Summer Book Review Twofer

Last Books Finished: "Mudbound" by Hillary Jordan and "Can I Keep My Jersey" by Paul Shirley
Pages: 328 and 326
Total Pages: 920
Time it took me to read: 3 days and 5 days (had some time on my hands...)
Next Book: Either a book about a mine collapse my grandparents gave me or a Michael Pollan book or neither of those.

It's a lot easier to tear through these books when you have nothing to do all evening and no cable TV or video games to divert your attention. Even the internet has been boring for the most part now that the primary is over and most of my favorite sports are in the offseason (although there's quite a bit to read about Euro 2008). I suppose that's why I subject you to these reviews instead of finding other things to write about.

First up, was "Mudbound", a new novel I heard about a few months ago on NPR. It's set in rural Mississippi in the 1940's so you can pretty much guess that there's going to be a heavy racial element to the story and the book definitely lives up to that. The story itself is entertaining and fast-paced for the most part although it seems to drift into cliches every once in a while. However, where the book really shines is the method that Jordan uses to tell the story. It is told in the first person through 6 or 7 different narrators a chapter at a time. She did an amazing job getting the voice right of the diverse cast of characters. It would have been easy to screw this up and end up with a disjointed story but she did it well enough that it was easy to jump into the minds of the different characters without losing a beat and advancing the story from several different perspectives. Good book.

Second was former ISU basketball player Paul Shirley's take on his first three years of bouncing around to various professional teams. Paul gained a bit of notoriety for his smart-ass take on the NBA in his blog on NBA.com during the Suns' playoff run a few years ago.

During the two years we overlapped at ISU he spent a lot of his time hurt and I definitely wouldn't have picked him to spend any significant time in the NBA but he was always one of my favorite players just because we both had similar backgrounds in that we were National Merit scholars from small towns in Kansas that were engineering majors at ISU. The similarities pretty much ended up there since he was 8 inches taller and actually had basketball skills.

I suppose that Paul was somewhat of a hero to the nerdset at ISU since an unpopular (at least among my friends) Iowa State Daily columnist caused a mini-stir when she used her column to ask him out on Valentine's Day. I wonder if she reads that now and is embarrassed. (I later ripped her in a letter to the editor over an unrelated column. In her last issue of the Daily she said she wouldn't miss freshmen that told her she sucked. I always hoped that was referring to me.)

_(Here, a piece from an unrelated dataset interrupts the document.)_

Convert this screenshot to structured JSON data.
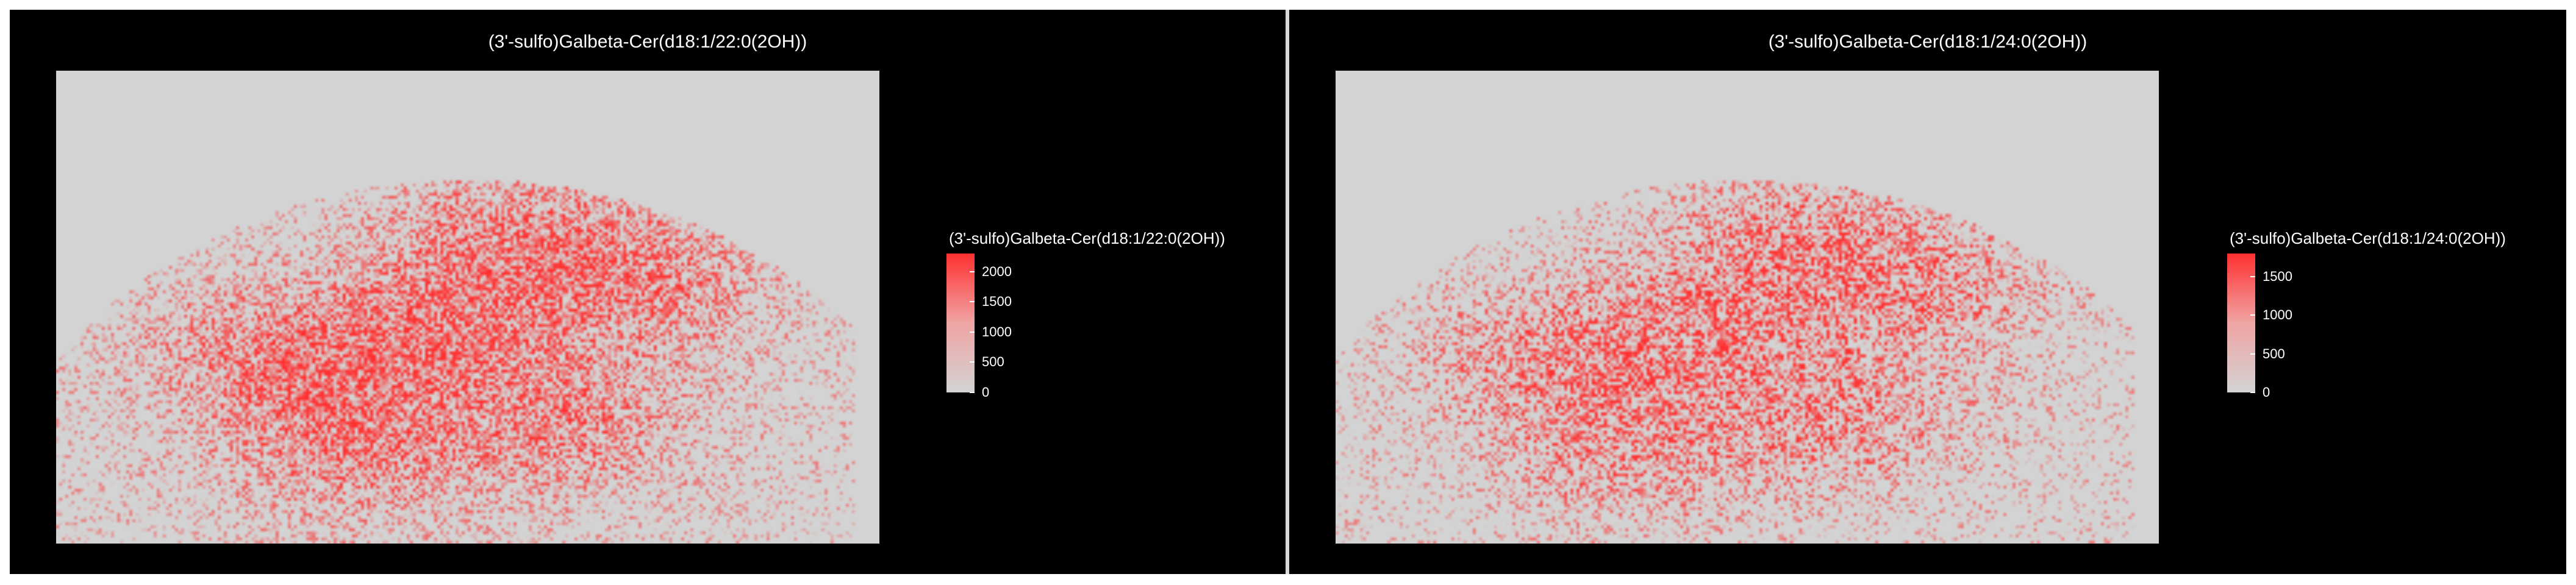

Anyway, Paul was the 6th man for most of the games played by the greatest Cyclone team ever and gained a certain amount of notoriety for his role in the elite 8 game that year. Long story short ISU was holding on to a lead when he hit a bucket and was fouled only for another ref to come in and change it to "no basket, double foul." How a foul can be a block or a charge I will never understand. He fouled out, ISU lost, and he was shown sobbing in most of the newspapers across the country. He addresses all of those in this great column that sort of explains how weird it must have been being a student-athlete. The Monday after the game he's working on his engineering homework in the library and a girl asks him to autograph the front-page picture of him crying.

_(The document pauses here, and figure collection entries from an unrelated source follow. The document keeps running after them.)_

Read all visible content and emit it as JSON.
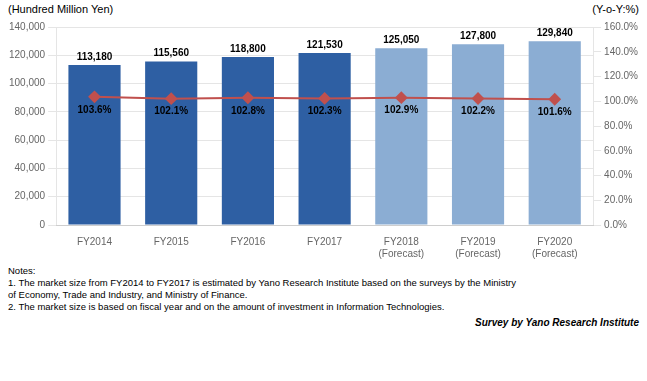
{
  "chart_data": {
    "type": "bar",
    "categories": [
      "FY2014",
      "FY2015",
      "FY2016",
      "FY2017",
      "FY2018\n(Forecast)",
      "FY2019\n(Forecast)",
      "FY2020\n(Forecast)"
    ],
    "series": [
      {
        "type": "bar",
        "colors": [
          "#2E5FA3",
          "#2E5FA3",
          "#2E5FA3",
          "#2E5FA3",
          "#8BADD3",
          "#8BADD3",
          "#8BADD3"
        ],
        "values": [
          113180,
          115560,
          118800,
          121530,
          125050,
          127800,
          129840
        ],
        "value_labels": [
          "113,180",
          "115,560",
          "118,800",
          "121,530",
          "125,050",
          "127,800",
          "129,840"
        ]
      },
      {
        "type": "line",
        "axis": "y2",
        "color": "#C0504D",
        "marker": "diamond",
        "values": [
          103.6,
          102.1,
          102.8,
          102.3,
          102.9,
          102.2,
          101.6
        ],
        "value_labels": [
          "103.6%",
          "102.1%",
          "102.8%",
          "102.3%",
          "102.9%",
          "102.2%",
          "101.6%"
        ]
      }
    ],
    "ylabel": "(Hundred Million Yen)",
    "y2label": "(Y-o-Y:%)",
    "ylim": [
      0,
      140000
    ],
    "yticks": [
      0,
      {
        "value": 20000,
        "label": "20,000"
      },
      {
        "value": 40000,
        "label": "40,000"
      },
      {
        "value": 60000,
        "label": "60,000"
      },
      {
        "value": 80000,
        "label": "80,000"
      },
      {
        "value": 100000,
        "label": "100,000"
      },
      {
        "value": 120000,
        "label": "120,000"
      },
      {
        "value": 140000,
        "label": "140,000"
      }
    ],
    "y2lim": [
      0.0,
      160.0
    ],
    "y2ticks": [
      {
        "value": 0,
        "label": "0.0%"
      },
      {
        "value": 20,
        "label": "20.0%"
      },
      {
        "value": 40,
        "label": "40.0%"
      },
      {
        "value": 60,
        "label": "60.0%"
      },
      {
        "value": 80,
        "label": "80.0%"
      },
      {
        "value": 100,
        "label": "100.0%"
      },
      {
        "value": 120,
        "label": "120.0%"
      },
      {
        "value": 140,
        "label": "140.0%"
      },
      {
        "value": 160,
        "label": "160.0%"
      }
    ],
    "grid": true,
    "data_labels": true,
    "notes": [
      "Notes:",
      "1. The market size from FY2014 to FY2017 is estimated by Yano Research Institute based on the surveys by the Ministry\nof Economy, Trade and Industry, and Ministry of Finance.",
      "2. The market size is based on fiscal year and on the amount of investment in Information Technologies."
    ],
    "source": "Survey by Yano Research Institute"
  }
}
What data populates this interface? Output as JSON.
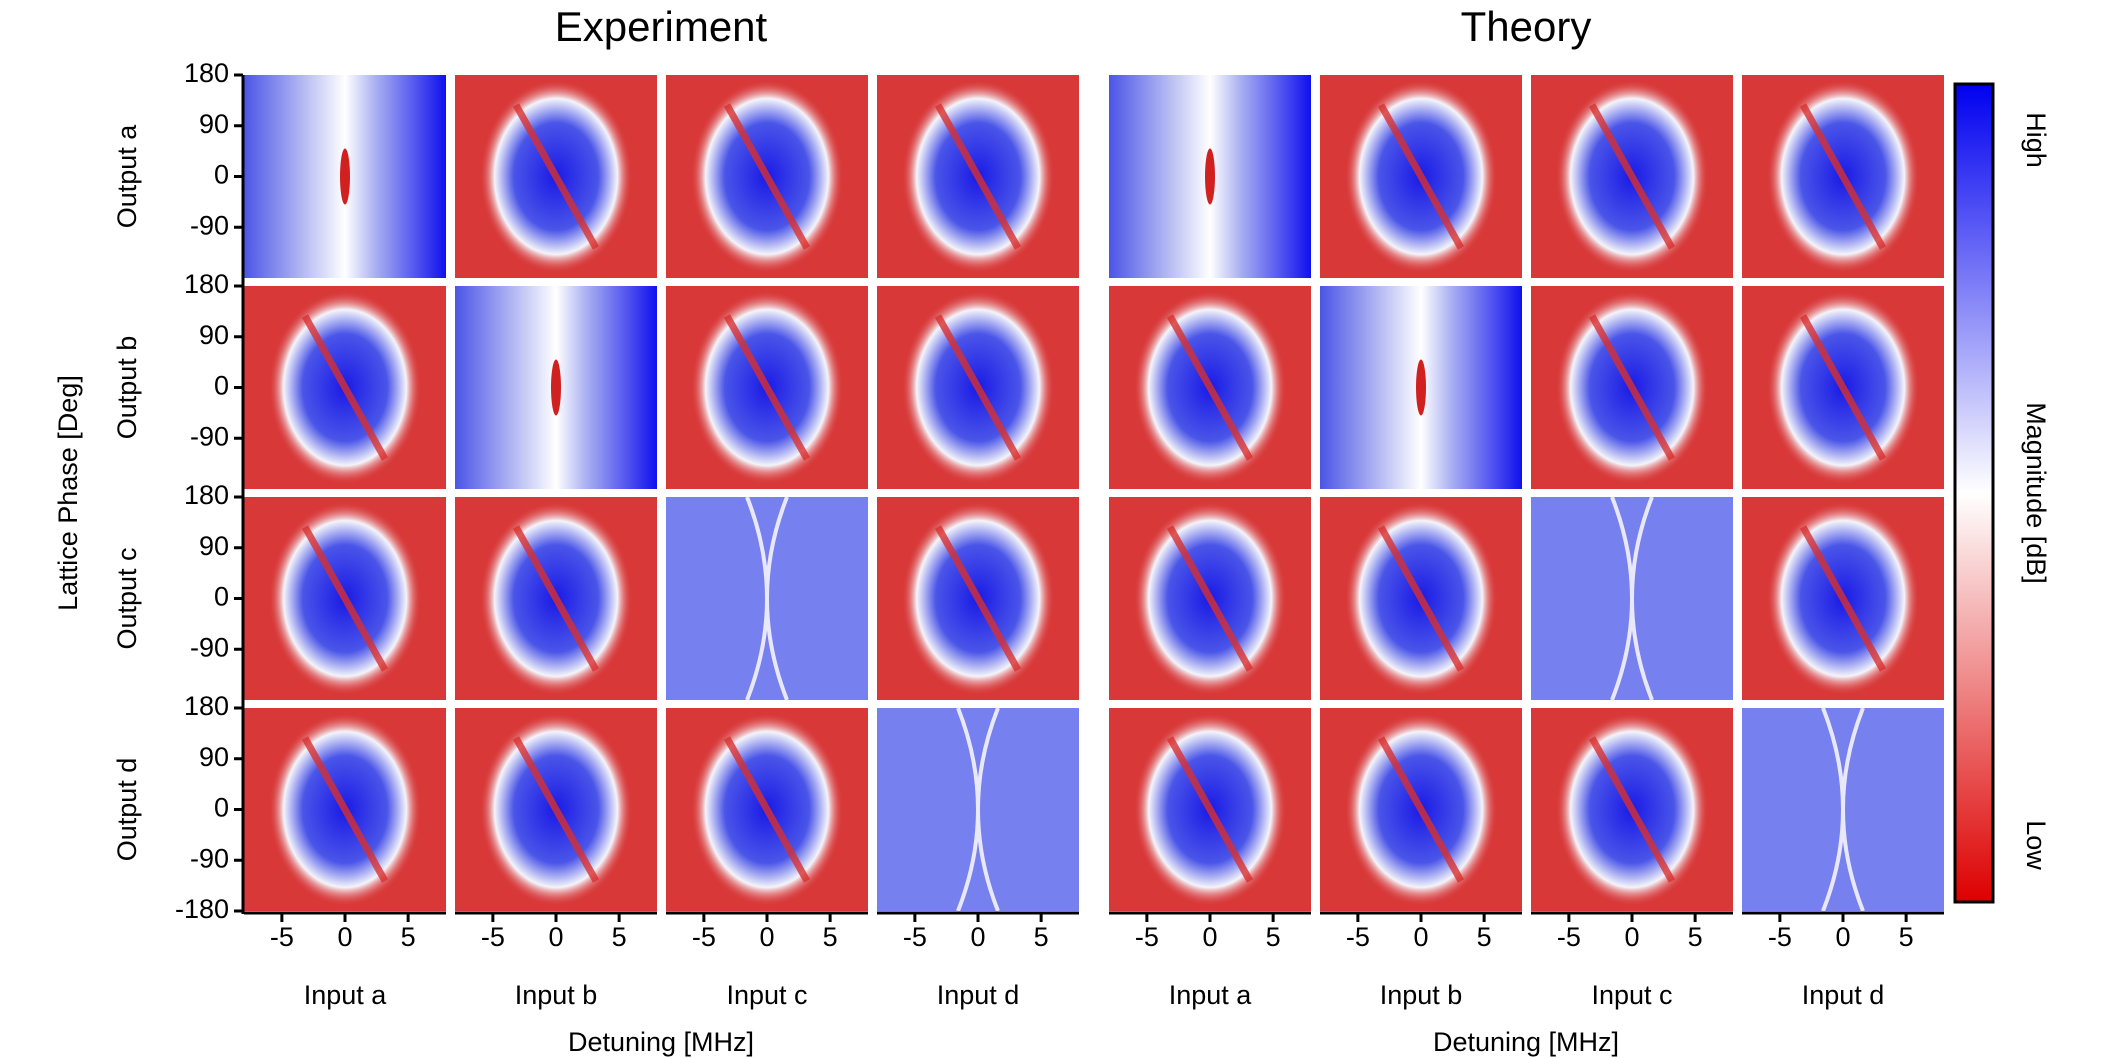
{
  "titles": [
    "Experiment",
    "Theory"
  ],
  "x_axis": {
    "label": "Detuning [MHz]",
    "lim": [
      -8,
      8
    ],
    "ticks": [
      -5,
      0,
      5
    ]
  },
  "y_axis": {
    "label": "Lattice Phase [Deg]",
    "lim": [
      -180,
      180
    ],
    "ticks": [
      180,
      90,
      0,
      -90,
      -180
    ]
  },
  "inputs": [
    "Input a",
    "Input b",
    "Input c",
    "Input d"
  ],
  "outputs": [
    "Output a",
    "Output b",
    "Output c",
    "Output d"
  ],
  "colorbar": {
    "high": "High",
    "label": "Magnitude  [dB]",
    "low": "Low"
  }
}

Where was I? Oh yeah, so I've been following his career for a while and it was kind of bizarre when all of the sudden he was writing for ESPN and getting a lot of national pub. I finally got around to reading his book and I wasn't disappointed. It's a funny, entertaining look behind the scenes of a lower-tier NBA player trying to stay in the league but spending most of their careers riding buses in the CBA or jetting around Europe from Siberia hoping that the team actually pays you this week.

The only complaints I had about the book were that he tended to overwrite or force some of his jokes and he offhandedly mentioned that Marcus Fizer was a genuine nutjob without giving any stories about him. Part of me would love to read a book about his time at ISU but part of me enjoys the mythology that I have about my first two years in college and watching those teams from up close. Although a lot of the mythology I had about athletes was shattered when Darren Davis yelled "suck my dick, spiky" at me from the elevator and I heard too many stories involving some variation of the words "come on, just touch it" (a reason why it wouldn't shock me if the Sherron Collins accusations were true).

Overall I really enjoyed the book and the take he had on things. It's definitely a different perspective than most of the books written about sports.